Granny Fox and Reddy were weak and hungry
Granny Fox and Reddy had hunted all night in vain for something to eat. When daylight arrived, they had crept into their house to rest awhile before starting on another hunt.
Granny Fox and Reddy did not possess the strength or the courage to search any longer when daylight arrived.
Wading through snow is very hard and tiresome work. However, it becomes more difficut when your stomach has been empty for so long that you almost begin to wonder what food tastes like.

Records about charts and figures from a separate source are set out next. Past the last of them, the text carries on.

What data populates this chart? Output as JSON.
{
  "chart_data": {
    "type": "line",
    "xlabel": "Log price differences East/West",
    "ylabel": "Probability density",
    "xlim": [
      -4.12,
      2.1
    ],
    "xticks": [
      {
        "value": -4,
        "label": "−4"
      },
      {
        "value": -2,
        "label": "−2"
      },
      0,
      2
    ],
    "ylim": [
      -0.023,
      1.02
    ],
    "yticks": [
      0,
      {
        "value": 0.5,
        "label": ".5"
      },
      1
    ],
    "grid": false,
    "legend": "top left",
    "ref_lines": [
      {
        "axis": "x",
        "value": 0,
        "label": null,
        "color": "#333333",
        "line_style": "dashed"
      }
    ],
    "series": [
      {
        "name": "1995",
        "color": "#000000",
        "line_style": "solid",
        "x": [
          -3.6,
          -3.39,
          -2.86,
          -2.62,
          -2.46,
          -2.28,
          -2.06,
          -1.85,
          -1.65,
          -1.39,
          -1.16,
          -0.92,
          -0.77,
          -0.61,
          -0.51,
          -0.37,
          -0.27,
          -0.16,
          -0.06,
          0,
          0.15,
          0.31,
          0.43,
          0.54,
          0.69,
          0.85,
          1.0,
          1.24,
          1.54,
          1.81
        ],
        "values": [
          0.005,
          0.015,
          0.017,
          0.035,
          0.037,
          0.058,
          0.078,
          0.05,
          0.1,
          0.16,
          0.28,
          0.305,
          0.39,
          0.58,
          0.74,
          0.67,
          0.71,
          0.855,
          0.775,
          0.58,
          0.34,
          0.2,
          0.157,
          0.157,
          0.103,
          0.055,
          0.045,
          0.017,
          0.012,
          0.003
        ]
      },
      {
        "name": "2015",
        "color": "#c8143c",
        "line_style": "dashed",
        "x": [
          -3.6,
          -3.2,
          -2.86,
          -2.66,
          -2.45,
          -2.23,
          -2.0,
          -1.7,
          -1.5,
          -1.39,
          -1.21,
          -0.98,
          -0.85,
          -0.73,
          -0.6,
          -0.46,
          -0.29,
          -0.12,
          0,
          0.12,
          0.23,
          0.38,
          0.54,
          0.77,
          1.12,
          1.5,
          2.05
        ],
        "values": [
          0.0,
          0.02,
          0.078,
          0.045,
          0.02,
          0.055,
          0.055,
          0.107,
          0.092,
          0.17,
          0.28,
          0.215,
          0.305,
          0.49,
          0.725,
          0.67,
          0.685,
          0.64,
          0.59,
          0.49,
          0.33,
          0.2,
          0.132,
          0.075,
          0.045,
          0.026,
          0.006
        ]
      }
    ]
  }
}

This was why Granny and Reddy Fox just had to rest. As hungry as they were, they had to give up for a while.
Reddy wanted to give up
Reddy flung himself down. He was a discouraged young Fox.
“I give up,” he moaned.
“Tut, tut, tut!” said Granny Fox sharply. “That’s no way for a young Fox to talk! I’m ashamed of you. I am indeed.”
Then she added more kindly:
“I know just how you feel. Just try to forget your empty stomach and rest awhile...

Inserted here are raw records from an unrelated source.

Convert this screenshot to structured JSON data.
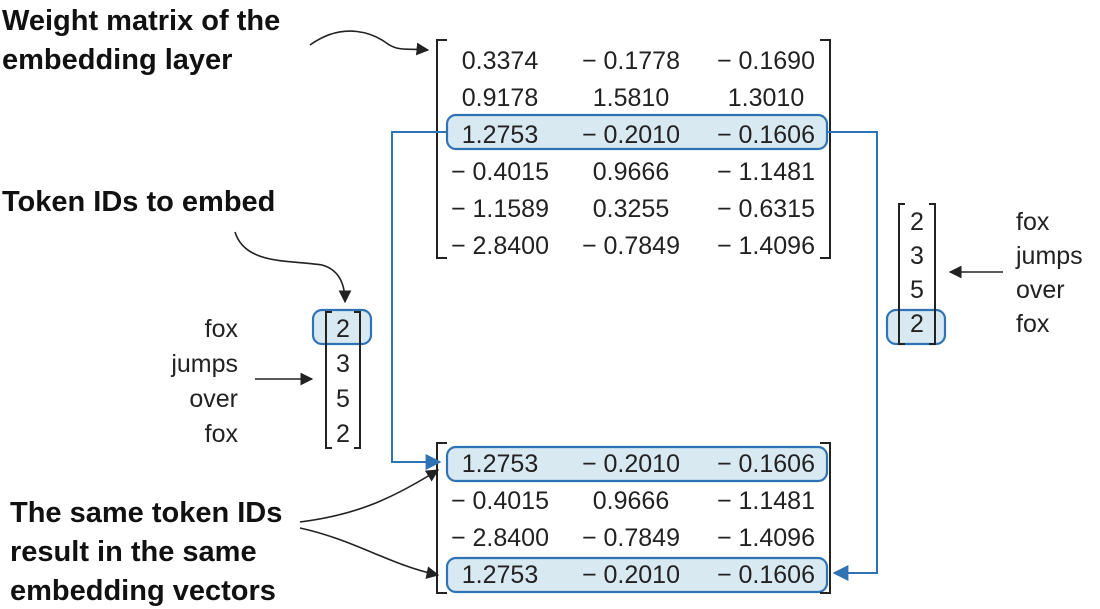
{
  "captions": {
    "weight_matrix": [
      "Weight matrix of the",
      "embedding layer"
    ],
    "token_ids": [
      "Token IDs to embed"
    ],
    "same_vectors": [
      "The same token IDs",
      "result in the same",
      "embedding vectors"
    ]
  },
  "weight_matrix": [
    [
      "0.3374",
      "− 0.1778",
      "− 0.1690"
    ],
    [
      "0.9178",
      "1.5810",
      "1.3010"
    ],
    [
      "1.2753",
      "− 0.2010",
      "− 0.1606"
    ],
    [
      "− 0.4015",
      "0.9666",
      "− 1.1481"
    ],
    [
      "− 1.1589",
      "0.3255",
      "− 0.6315"
    ],
    [
      "− 2.8400",
      "− 0.7849",
      "− 1.4096"
    ]
  ],
  "weight_highlight_row": 2,
  "tokens_left": {
    "words": [
      "fox",
      "jumps",
      "over",
      "fox"
    ],
    "ids": [
      "2",
      "3",
      "5",
      "2"
    ],
    "highlight_index": 0
  },
  "tokens_right": {
    "words": [
      "fox",
      "jumps",
      "over",
      "fox"
    ],
    "ids": [
      "2",
      "3",
      "5",
      "2"
    ],
    "highlight_index": 3
  },
  "output_matrix": [
    [
      "1.2753",
      "− 0.2010",
      "− 0.1606"
    ],
    [
      "− 0.4015",
      "0.9666",
      "− 1.1481"
    ],
    [
      "− 2.8400",
      "− 0.7849",
      "− 1.4096"
    ],
    [
      "1.2753",
      "− 0.2010",
      "− 0.1606"
    ]
  ],
  "output_highlight_rows": [
    0,
    3
  ],
  "colors": {
    "highlight_fill": "#d9e9f2",
    "highlight_stroke": "#2f73b5",
    "text": "#222222"
  }
}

“We have had a tiresome, disappointing, discouraging night. However, when you are rested things will not look quite so bad.”
‘Never a road so long is there
But it reaches a turn at last;
Never a cloud that gathers swift
But disappears as fast.’
Granny Fox continued to encourage Reddy:
You think you couldn’t possibly feel any worse than you do right now, but you could. I have had to go hungry longer than this…
After we have rested a while we will go over to the Old Pasture. Perhaps we will find food there.”
Reddy tried to forget the emptiness in his stomach. He actually had a nap, because he was very, very tired. When he awoke he felt better.
“Well, Granny,” he said, “let’s start for the Old Pasture. The snow has crusted over, and we won’t find it such hard going as it was last night.”
Granny arose and followed Reddy out to the doorstep. She walked stiffly. The truth is, she ached in every one of her old bones.
At least, that is the way it seemed to her. She looked towards the Old Pasture. It seemed very far away.
Granny sighed wearily, and said,
“I don’t believe I’ll go, Reddy. You run along.”
Granny told Reddy she was staying at home
Reddy turned and stared at Granny suspiciously. You know he was a very suspicious kind of fox. He wondered if Granny had some secret plan of her own to get a meal. Did she want to get rid of him?
“What’s the matter with you?” he demanded roughly. “You are the one who said that we should go over to the Old Pasture.”
Granny smiled a sad sort of smile. She was very sharp and smart, and knew what Reddy was thinking.
“Old bones don’t rest and recover as quickly as young bones, and I just don’t feel like going over there now.”
Granny continued wearily,
“The truth is, Reddy, I am growing old. I am going to stay right here and rest. Perhaps I’ll feel able to go hunting to-night.”
“You trot along now. If you get more than a stomachful, just remember old Granny and bring her a bite.”
There was something in the way Granny spoke that told Reddy she was speaking the truth. It was the very first time she had ever admitted that she was growing old.
Reddy had never noticed how gray Granny had become. He felt a feeling of shame creep over him. He felt ashamed for believing that Granny was playing a sharp trick on him.
This feeling of shame was followed instantly by a splendid thought. Reddy told himself that he would go out and find food, and bring it straight back to Granny.
He had been taken care of by Granny when he was little. He wanted to repay Granny for all she had done for him by taking care of her in her old age.
“Go back in the house and lie down, Granny,” Reddy said kindly. “I am going to get something to eat, and you shall have your share.”
Having said that, Reddy trotted off towards the Old Pasture. Somehow he didn’t mind the ache in his stomach as he had before.